CPD’s Calloway says there are plans to focus more on racial bias in the academy’s “procedural justice” program, which aims to teach officers how to treat citizens fairly and with respect.
These sessions feature lectures, PowerPoint Slides, video clips, group exercises, and discussion of key questions like, "What does the community expect from police officers?" and "What do police officers expect from the community?” according to a 2015 Northwestern University evaluation of the program. A slice of the curriculum also tries to apply historical context to race and policing around the country and in Chicago.
Researchers found black trainees more receptive to the training than their white counterparts, and highlighted concerns that some trainees might miss key connections the past and their own interactions in marginalized communities.
“In interviews, the trainers indicated that discussing the role of race in policing proved to be the second hardest ‘sell’ in the curriculum, following only having to convince officers that ‘legitimacy’ should be one of their personal concerns,” says the Northwestern study. One trainer told researchers, “On the [course] evaluation, somebody said the only thing that I did was show white officers beating up on black people. And I thought that I failed, because if that’s the only thing you remember in 8 [hours], then I did something wrong.”

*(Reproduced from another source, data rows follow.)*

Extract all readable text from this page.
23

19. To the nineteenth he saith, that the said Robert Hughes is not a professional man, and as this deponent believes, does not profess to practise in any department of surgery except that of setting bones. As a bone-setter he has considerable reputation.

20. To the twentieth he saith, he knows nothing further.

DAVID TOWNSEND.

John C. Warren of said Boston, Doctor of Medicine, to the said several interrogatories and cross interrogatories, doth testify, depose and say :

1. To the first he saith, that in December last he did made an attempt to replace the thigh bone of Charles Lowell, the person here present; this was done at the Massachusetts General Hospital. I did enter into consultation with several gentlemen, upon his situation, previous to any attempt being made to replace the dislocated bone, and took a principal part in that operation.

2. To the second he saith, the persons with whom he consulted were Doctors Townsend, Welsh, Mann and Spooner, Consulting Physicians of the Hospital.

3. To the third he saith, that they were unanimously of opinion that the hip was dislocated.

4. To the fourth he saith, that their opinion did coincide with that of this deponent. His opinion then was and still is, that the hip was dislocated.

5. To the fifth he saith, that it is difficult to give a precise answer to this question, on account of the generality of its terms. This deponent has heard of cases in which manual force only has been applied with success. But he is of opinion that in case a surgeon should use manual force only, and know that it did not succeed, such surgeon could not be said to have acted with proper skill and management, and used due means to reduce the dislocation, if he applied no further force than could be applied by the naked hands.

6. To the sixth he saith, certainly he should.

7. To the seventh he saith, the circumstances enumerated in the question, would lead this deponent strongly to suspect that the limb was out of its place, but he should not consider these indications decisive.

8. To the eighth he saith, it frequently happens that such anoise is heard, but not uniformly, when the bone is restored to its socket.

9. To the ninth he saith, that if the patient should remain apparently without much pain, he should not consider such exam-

Earlier this month, the Sun-Times' Maudlyne Ihejirika attended one of these trainings, where civilians are also invited to offer the trainees perspective from Chicago's communities. She writes about a "body language of discomfort on both sides" during one segment where attendees are shown “painful Civil Rights era images of police attacking peaceful protesters, or smiling under trees where black bodies hung in lynchings.” As described by Ihejirika, both sides spoke openly about the topic. But, “When officers were asked if they could admit some bad acts by fellow officers have caused the community distrust, there was radio silence.”
This is the city where police assassinated 21-year-old Black Panther leader Fred Hampton in 1969. This is the city where former CPD commander Jon Burge and his so-called “midnight crew” allegedly tortured hundreds of black men in Chicago from 1972 to 1991. Last April, the mayor’s Police Accountability Task Force lambasted the police department as an institution with little regard for the sanctity of black and brown lives.
So race is a major issue. But, Calloway says, “that’s America.”
“America is trying to tackle the same issues, not just the police, not just the city, it’s America,” he says. “Watch the news or look at the last election cycle…But we are an agency committed to working through our [issues] as best we can. And hopefully provide some awareness to our members to see things through a different lens.”
The DOJ report hadn’t come out when the cadets finish their day-long session at the Holocaust museum in December. But our aspiring black policewoman knows she is entering the policing profession at a time when the stakes are high. She says it’s up to her and the rest of her class to finally be a part of the solution. “I’m hoping,” she says, “that my face will be a comfort zone to some of those communities that are being most affected negatively by the police.”